Using this method, modify the delete
method so that when
the node being deleted has two children, it is replaced by its
predecessor node instead of its successor. You can do this in a number
of steps:
- Replace the call to
_findMin
with an appropriate
call to _findMax
.
- Modify the code that splices out the successor so that it splices
out the predecessor
- Reset the left and right child of the predecessor appropriately
- Return the predecessor instead of the successor
Run bst.py and use the interactive command prompt to add a number of
nodes to the tree. You can use the following commands:
put <key>
- this adds the node with the label
<key> to the tree. Replace <key> with an actual number,
e.g. "put 5".
has_key <key>
- checks whether the node with
label <key> is in the tree. e.g. "has_key 10"
delete <key>
- deletes the node with the label
<key> from the tree. e.g. "delete 20"
Try deleting some nodes that have two children, and observe how the
predecessor node takes the place of the node being deleted. Show your
TA.
Exercise 3: Merging Binary Search Trees
Write an iterative function merge(tree1, tree2)
that
takes two instances of the class BinarySearchTree as arguments, and
creates a new binary search tree containing all the nodes of both
trees. Do this as follows
- Create a new instance of BinarySearchTree
- Iterate through the nodes of tree1 and tree2, adding each node's
(key,value) pair to the new binary search tree (using the
put
method)
(The __iter__ method is defined on the BinarySearchTree class, so
iterating through the elements should be easy. In particular, you can iterate through the elements of a BST in the same way you can iterate through elements of a Python list or dictionary. )
Test your code. You can print the resulting tree using the print_tree
method supplied in bst.py. (Note: print_tree
takes as an
argument the root node of the tree, not the tree itself).
What do you notice about the general shape of the merged BST? Why does
it take this shape? (Hint: consider the order in which the iterator
returns nodes.)
Show your TA.
Exercise 4: Set Difference with Binary Search Trees
Write an iterative function diff(tree1, tree2)
that takes
two instances of the class BinarySearchTree as arguments, and creates a
new binary search tree containing the (key,value) pairs from tree1 that
are not also in tree2. Test your code and show your TA.

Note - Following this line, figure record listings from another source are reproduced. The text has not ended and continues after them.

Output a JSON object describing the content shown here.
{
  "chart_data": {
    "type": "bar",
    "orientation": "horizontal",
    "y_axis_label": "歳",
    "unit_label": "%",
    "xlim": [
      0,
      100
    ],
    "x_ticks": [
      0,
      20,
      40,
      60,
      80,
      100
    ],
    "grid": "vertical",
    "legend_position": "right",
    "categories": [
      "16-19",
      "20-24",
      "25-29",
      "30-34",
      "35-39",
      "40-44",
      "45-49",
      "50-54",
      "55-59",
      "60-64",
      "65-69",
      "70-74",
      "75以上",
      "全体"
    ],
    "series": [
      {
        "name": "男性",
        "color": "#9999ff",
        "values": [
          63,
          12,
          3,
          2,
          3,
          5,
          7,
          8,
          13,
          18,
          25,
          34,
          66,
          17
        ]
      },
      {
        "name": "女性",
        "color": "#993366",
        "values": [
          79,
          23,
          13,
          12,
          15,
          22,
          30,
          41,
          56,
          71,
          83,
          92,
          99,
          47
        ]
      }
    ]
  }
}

Exercise 5: Determining the depth of a node
In the BinarySearchTree
class and the TreeNode
classes, create a recursive method get_depth(self, key)
that returns the depth of a node with the given key
. You
can assume the method will only be called when the key exists in the
tree. Test your code and show your TA. (Recall that the depth of a node is
the number of edges traversed on a path from the root to the node.)